The Texas Opportunity
Over the next 30 years, Texas’s population is set to double, driving a projected 35 percent increase in municipal water demand.
While cities and industries are well positioned to capture the water they’ll need to enable this growth, downstream water users such as agricultural producers, rural communities and our rivers and bays are less water secure than ever before. Avoiding these potential water shortages will require investments that transcend sectors and enable innovative tools that will work in Texas’ pro-property rights culture.

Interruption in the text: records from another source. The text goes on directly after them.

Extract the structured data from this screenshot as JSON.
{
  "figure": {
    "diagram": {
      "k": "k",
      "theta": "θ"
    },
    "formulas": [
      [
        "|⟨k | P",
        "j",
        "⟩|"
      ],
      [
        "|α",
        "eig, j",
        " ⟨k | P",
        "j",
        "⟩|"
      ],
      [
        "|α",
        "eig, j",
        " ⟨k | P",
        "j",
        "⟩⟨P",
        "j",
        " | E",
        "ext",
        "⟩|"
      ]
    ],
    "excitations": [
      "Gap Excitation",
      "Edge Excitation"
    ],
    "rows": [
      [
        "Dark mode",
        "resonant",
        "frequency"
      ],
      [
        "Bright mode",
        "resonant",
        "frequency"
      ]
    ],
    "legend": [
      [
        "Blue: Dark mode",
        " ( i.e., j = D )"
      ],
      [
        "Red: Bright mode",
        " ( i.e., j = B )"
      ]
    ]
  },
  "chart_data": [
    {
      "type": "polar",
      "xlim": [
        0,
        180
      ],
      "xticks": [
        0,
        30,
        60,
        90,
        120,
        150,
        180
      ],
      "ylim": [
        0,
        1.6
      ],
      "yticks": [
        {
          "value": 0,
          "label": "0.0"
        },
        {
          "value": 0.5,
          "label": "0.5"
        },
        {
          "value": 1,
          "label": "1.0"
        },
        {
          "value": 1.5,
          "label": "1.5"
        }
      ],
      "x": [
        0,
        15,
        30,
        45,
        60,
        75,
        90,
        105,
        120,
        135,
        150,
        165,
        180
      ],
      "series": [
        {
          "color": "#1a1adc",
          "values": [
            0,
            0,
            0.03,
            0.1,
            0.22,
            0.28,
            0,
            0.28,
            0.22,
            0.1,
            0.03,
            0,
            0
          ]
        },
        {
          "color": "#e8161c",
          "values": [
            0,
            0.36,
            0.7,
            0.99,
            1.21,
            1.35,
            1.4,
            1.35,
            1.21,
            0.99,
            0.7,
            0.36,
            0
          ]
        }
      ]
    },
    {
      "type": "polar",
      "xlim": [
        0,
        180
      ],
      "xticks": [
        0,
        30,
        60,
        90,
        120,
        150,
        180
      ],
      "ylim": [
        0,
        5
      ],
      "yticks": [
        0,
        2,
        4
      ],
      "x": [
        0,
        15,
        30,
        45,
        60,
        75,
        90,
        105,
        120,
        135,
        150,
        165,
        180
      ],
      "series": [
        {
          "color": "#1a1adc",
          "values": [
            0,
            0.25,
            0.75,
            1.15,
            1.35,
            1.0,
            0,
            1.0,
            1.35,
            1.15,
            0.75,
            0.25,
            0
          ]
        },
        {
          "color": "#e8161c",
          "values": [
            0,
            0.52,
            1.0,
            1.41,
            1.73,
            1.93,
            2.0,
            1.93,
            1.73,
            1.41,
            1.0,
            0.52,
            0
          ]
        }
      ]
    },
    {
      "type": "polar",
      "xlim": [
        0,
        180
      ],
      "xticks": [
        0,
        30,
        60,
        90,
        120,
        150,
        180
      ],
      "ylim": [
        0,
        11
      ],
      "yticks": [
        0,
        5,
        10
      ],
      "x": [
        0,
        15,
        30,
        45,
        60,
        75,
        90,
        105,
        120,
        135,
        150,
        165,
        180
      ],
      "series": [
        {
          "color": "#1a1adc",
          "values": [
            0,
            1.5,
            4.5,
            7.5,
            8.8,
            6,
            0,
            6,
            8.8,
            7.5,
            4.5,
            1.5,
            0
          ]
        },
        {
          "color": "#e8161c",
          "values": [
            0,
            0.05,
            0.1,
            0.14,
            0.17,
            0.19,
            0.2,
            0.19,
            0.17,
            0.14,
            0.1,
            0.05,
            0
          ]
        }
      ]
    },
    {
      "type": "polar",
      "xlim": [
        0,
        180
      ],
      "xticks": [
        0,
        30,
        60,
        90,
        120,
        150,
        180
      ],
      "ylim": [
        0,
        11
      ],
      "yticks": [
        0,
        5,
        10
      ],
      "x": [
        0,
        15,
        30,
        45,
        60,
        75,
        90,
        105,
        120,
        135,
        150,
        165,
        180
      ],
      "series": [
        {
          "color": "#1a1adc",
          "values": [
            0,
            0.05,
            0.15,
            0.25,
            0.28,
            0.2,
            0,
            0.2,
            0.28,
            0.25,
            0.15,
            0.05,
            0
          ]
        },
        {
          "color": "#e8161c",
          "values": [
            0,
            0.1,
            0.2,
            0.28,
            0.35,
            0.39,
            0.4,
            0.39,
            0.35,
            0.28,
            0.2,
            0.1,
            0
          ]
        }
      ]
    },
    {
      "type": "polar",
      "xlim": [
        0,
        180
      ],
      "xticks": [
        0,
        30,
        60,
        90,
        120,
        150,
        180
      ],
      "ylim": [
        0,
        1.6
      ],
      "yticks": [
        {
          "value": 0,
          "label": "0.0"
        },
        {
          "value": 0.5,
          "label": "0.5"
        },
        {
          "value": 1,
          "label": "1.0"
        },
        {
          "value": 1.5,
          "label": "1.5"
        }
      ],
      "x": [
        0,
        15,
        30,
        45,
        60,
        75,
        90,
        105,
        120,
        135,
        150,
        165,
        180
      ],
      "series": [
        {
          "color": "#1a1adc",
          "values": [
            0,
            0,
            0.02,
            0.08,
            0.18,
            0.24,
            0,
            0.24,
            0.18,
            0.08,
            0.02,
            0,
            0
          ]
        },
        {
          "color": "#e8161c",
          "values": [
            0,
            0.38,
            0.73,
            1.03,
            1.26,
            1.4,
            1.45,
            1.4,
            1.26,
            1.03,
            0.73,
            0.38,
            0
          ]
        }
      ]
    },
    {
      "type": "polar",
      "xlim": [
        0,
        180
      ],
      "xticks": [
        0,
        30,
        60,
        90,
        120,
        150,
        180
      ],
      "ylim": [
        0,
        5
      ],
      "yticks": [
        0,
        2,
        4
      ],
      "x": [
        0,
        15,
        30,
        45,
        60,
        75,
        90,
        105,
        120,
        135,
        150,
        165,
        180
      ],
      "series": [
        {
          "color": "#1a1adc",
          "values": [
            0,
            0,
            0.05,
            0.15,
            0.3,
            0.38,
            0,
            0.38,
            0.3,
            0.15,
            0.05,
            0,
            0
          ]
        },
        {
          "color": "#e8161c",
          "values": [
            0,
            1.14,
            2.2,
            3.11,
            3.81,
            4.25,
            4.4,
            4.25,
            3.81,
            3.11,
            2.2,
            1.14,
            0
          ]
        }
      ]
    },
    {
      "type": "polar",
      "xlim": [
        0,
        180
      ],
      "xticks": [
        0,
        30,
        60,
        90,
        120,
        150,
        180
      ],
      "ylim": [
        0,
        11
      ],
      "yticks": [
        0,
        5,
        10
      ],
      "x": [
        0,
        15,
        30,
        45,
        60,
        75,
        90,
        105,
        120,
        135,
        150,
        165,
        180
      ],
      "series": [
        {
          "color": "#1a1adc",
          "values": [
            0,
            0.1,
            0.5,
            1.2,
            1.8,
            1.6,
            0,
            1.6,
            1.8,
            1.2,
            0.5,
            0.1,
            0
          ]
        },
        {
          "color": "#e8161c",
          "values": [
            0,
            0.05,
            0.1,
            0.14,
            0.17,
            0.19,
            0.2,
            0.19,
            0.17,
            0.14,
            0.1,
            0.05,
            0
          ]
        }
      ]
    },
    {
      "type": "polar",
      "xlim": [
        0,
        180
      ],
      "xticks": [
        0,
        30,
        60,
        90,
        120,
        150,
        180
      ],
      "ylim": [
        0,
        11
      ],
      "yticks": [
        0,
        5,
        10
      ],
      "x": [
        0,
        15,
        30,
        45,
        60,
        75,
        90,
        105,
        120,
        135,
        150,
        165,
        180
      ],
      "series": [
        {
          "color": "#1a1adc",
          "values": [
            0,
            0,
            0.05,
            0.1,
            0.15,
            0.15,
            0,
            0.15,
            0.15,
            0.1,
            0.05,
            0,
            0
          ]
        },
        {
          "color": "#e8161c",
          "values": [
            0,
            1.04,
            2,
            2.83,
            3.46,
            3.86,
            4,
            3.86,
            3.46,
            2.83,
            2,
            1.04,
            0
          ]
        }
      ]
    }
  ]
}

Despite these daunting challenges, Texas is uniquely positioned to grow without depleting its water resources. In fact, we are better positioned than most western states to deploy markets and innovative technology to achieve long-term water security. We have four critical factors working in our favor:
Flexible Water Rights
Texas has a favorable regulatory environment allowing water-rights holders to be compensated for trading and reallocating their water rights to help meet changing water needs, whether for fast-growing municipalities or environmental flows in rivers.
Diverse Water Resources
Following the severe drought of 2011-14, Texas has invested considerable resources to develop new water resources, including brackish groundwater, treatment and reuse of wastewater, capture/reuse of graywater and rainwater, managed aquifer recharge and desalination. We believe that all of these supply options have a role to play in enabling Texas’ growth, including under-recognized resources like onsite water. Much of future municipal water demand can be met with water that is routinely created by urban development, including stormwater and wastewater. At reasonable expense, these onsite water resources can be captured, treated and reused for onsite needs such as outdoor irrigation and toilet flushing—leaving more water in our aquifers and rivers for other users.
Advanced Science
Over the past decade, Texas has invested millions of dollars to understand the state’s water resources and the safe application of new treatment technologies for water management. Texas utilities are already using potable reuse technologies, for example, to treat wastewater for use as drinking water. The state has also invested considerable resources into questions as diverse as how environmental flows in our rivers can be met through infrastructure operations and water rights transactions, and the connections between groundwater and surface water. Continued advancements on these topics can support development of markets capable of creating long-term water security.
Capital resources
Texas has substantial financial resources – public and private, state and federal – that could catalyze innovative water supply efforts across the state. The Texas Water Development Board, one of the best capitalized water banks in the world, manages a half-dozen funds designed to help urban and rural communities meet long-term water needs. Texas is also home to dozens of major corporations, all of them water-dependent, which want to invest in durable water solutions. Altogether, our state’s capital resources can meet the challenge of providing secure water to a growing population—no matter what the future holds.